Nonetheless, Alevras has not stopped trying to find a workable way to return to Greece and make an honest living there.
He keeps speaking to Greek authorities about his ideas to help the fishing industry in Greece, to adjust to new technologies and to create a supportive atmosphere which will allow young professionals like him to thrive.
And despite the poor results he has received in this arena up to this moment, Alevras remains an optimist.
”I will return to Greece. I hope the next New Year’s Eve will find me back home,” he says.
His dream now is not only to practice his ancient craft of fishing but to make Greece’s fishing life known to foreign tourists as well.
”Greece is very popular in Iceland. There is literally no Icelandic person who hasn’t been to Greece in the summer, and particularly to Crete,” Alevras said.
”I want to make them know the Greek way of fishing too, the fish we get to find, and the way we do it, as my dad taught me when I was a boy,” he says with pride.

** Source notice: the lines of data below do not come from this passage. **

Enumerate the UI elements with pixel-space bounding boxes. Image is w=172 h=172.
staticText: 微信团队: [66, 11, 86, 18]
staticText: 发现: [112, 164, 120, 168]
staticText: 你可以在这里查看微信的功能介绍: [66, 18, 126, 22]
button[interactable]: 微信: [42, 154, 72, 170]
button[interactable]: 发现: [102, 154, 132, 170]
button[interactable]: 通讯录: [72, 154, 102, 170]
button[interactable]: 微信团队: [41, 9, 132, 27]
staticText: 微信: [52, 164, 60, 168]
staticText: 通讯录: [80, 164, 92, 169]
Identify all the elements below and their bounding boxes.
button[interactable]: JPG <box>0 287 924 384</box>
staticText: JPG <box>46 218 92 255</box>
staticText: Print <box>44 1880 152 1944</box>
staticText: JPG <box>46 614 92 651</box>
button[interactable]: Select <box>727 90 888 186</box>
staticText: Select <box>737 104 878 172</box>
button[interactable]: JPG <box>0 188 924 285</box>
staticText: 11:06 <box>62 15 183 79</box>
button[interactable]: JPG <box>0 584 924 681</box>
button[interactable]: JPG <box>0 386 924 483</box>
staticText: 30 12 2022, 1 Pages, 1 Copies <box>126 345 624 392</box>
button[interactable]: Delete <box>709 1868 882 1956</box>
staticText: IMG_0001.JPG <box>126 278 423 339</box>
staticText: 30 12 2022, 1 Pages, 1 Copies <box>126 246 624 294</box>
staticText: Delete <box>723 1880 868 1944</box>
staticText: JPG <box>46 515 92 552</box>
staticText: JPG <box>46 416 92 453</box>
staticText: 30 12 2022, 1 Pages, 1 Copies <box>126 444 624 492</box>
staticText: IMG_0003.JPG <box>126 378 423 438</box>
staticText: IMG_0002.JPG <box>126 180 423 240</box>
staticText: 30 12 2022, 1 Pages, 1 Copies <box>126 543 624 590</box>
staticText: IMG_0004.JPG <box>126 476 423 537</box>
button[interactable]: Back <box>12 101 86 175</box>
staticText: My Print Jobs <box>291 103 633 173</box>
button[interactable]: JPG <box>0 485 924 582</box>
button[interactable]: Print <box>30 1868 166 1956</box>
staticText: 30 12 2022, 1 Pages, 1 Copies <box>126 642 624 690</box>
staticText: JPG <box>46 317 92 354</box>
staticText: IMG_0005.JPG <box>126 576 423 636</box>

Alevras wants to offer to tourists ”fishing tours” where a family of tourists can go aboard his boat with him, spend the day fishing out on the sea and then cook their own fish on the boat for dinner. While dining on their catch of the day they can enjoy a glass of wine and bask in the splendor of the Greek summer before returning back to port.
He incarnates what Greece now needs the most: Honesty, discipline and passion. A passion to rebuild an economy ravaged by ten years of recession, using better practices, based on merit and hard work.
We hope that Alevras’ desire to shake things up and bring a more rational and practical mentality to this ancient way of life will finally have an effect on Greek authorities and that they will eventually be able to modernize the country’s fishing industry.